Aurèle et Jérôme sont deux ados paumés. Abandonnés par leurs parents, qui ont reconstruit leur vie, ils évoluent dans une famille recomposée qui ne leur laisse pas vraiment de place. Aurèle prend
en charge elle-même l’éducation de son frère Jérôme, qui souffre d’un retard mental. Abandonnés aussi par la ville, par les autres, ils vivent dans une banlieue triste, à quelques pas de
Lyon : « “blanc et gris avec de petits balcons pour ceux qui occupent les extrémités. Des centaines de fenêtres ouvertes ou fermées, pareilles aux calendriers de l’Avent” ». Personne ne
s’occupe d’eux. Alors, lorsque la jeune Anna Lussing débarque au collège de Mortissieux pour donner des cours de musique, Aurèle décide qu’elle sera l’objet de sa passion.

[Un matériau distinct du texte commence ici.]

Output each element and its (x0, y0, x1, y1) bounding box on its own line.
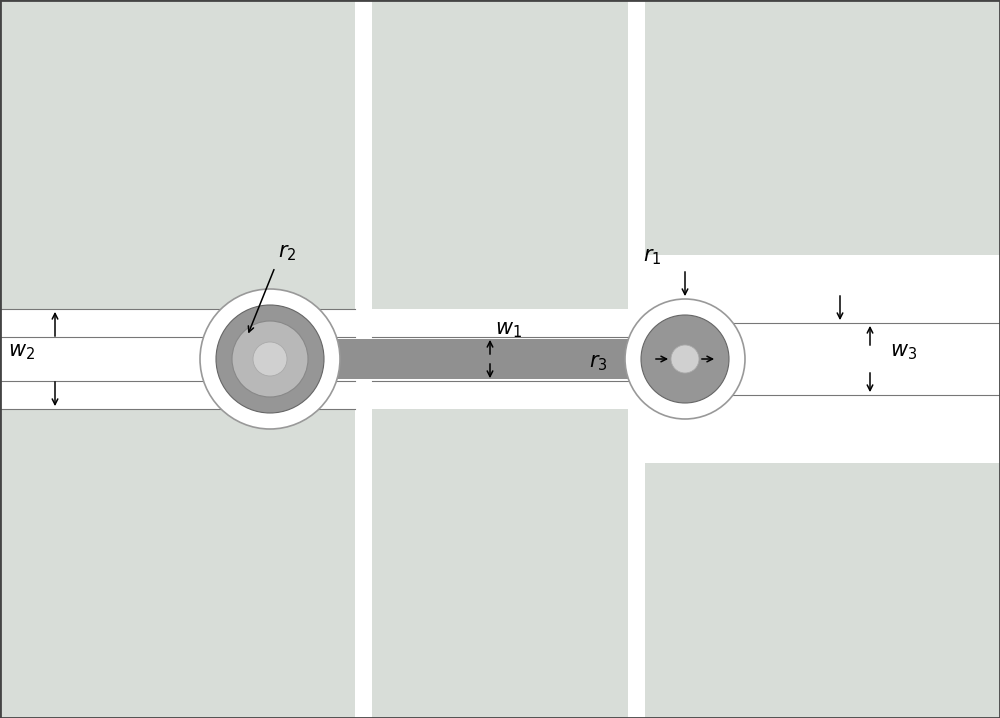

L’objet de sa
perversion. L’adolescente a troqué son innocence contre de l’incandescence. La beauté d’Anna est le carburant des déviances qui germent dans son esprit. Elle tient Jérôme sous sa coupe, qui lui
donne une confiance aveugle et obéit à tous ses ordres : « “j’exerce un pouvoir quasi-militaire sur lui. Il est mon bras droit, mon allié indéfectible” ». Elle lui fera espionner Anna,
lui fera écrire des lettres anonymes, créera le désir chez lui. Et puis tout bascule. Aurèle découvre que la professeur de musique a un amant, un traducteur italien, Pasquale, et fera tout pour
l’expulser de sa vie. Quitte à l’accuser d’un meurtre. La perversion n’a plus de limite, une fois lancée. Le plaisir naît de la souffrance, de l’étouffement. C’est finalement l’histoire de deux
ados qui détruisent un couple, parce qu’ils n’ont pas trouvé de jeu plus excitant.
Parallèlement à ça, Stéphanie Hochet nous fait partager les états d’âmes de Pasquale, un italien qui a quitté son pays d’origine, ne pouvant plus supporter Berlusconi. C’est à Lyon qu’il
rencontre Anna et en tombe immédiatement amoureux. Bien vite, il se rend compte que quelque chose se trame, que la jeunesse d’Aurèle n’est pas saine. Mais trop tard pour stopper le mécanisme
infâme qui s’est mis en place, dont la victime collatérale sera Anna, à qui la parole n’est jamais donnée dans le roman, comme pour donner plus de force à son statut.
La distribution des lumières est un excellent roman, d’une rare maîtrise. Les trois voix de Pasquale, d’Aurèle et de Jérôme se mêlent
comme dans un contrepoint, une superposition de mélodies qui n’ont pourtant pas le même ton mais qui s’assemblent pour mettre en lumière la nature humaine dans ce qu’elle a de plus sombre.
Stéphanie Hochet renoue en plus avec la tradition des auteurs engagés, mais par l’intermédiaire d’un personnage, lorsqu’elle dresse un constat amer de l’Italie de Berlusconi. Volontairement
polémique, une vraie vision politique transcende le roman : «“ il me semble qu’on a le droit d’utiliser le terme de fascisme. Quand 1500 sans-papiers sont expulsés en une seule nuit avec
ratonnades dans les rues et les maisons privées, on peut y voir une version italienne de la nuit de Cristal” ». Franc, direct, fort.
Il y a là tous les ingrédients pour une sélection au prix Goncourt.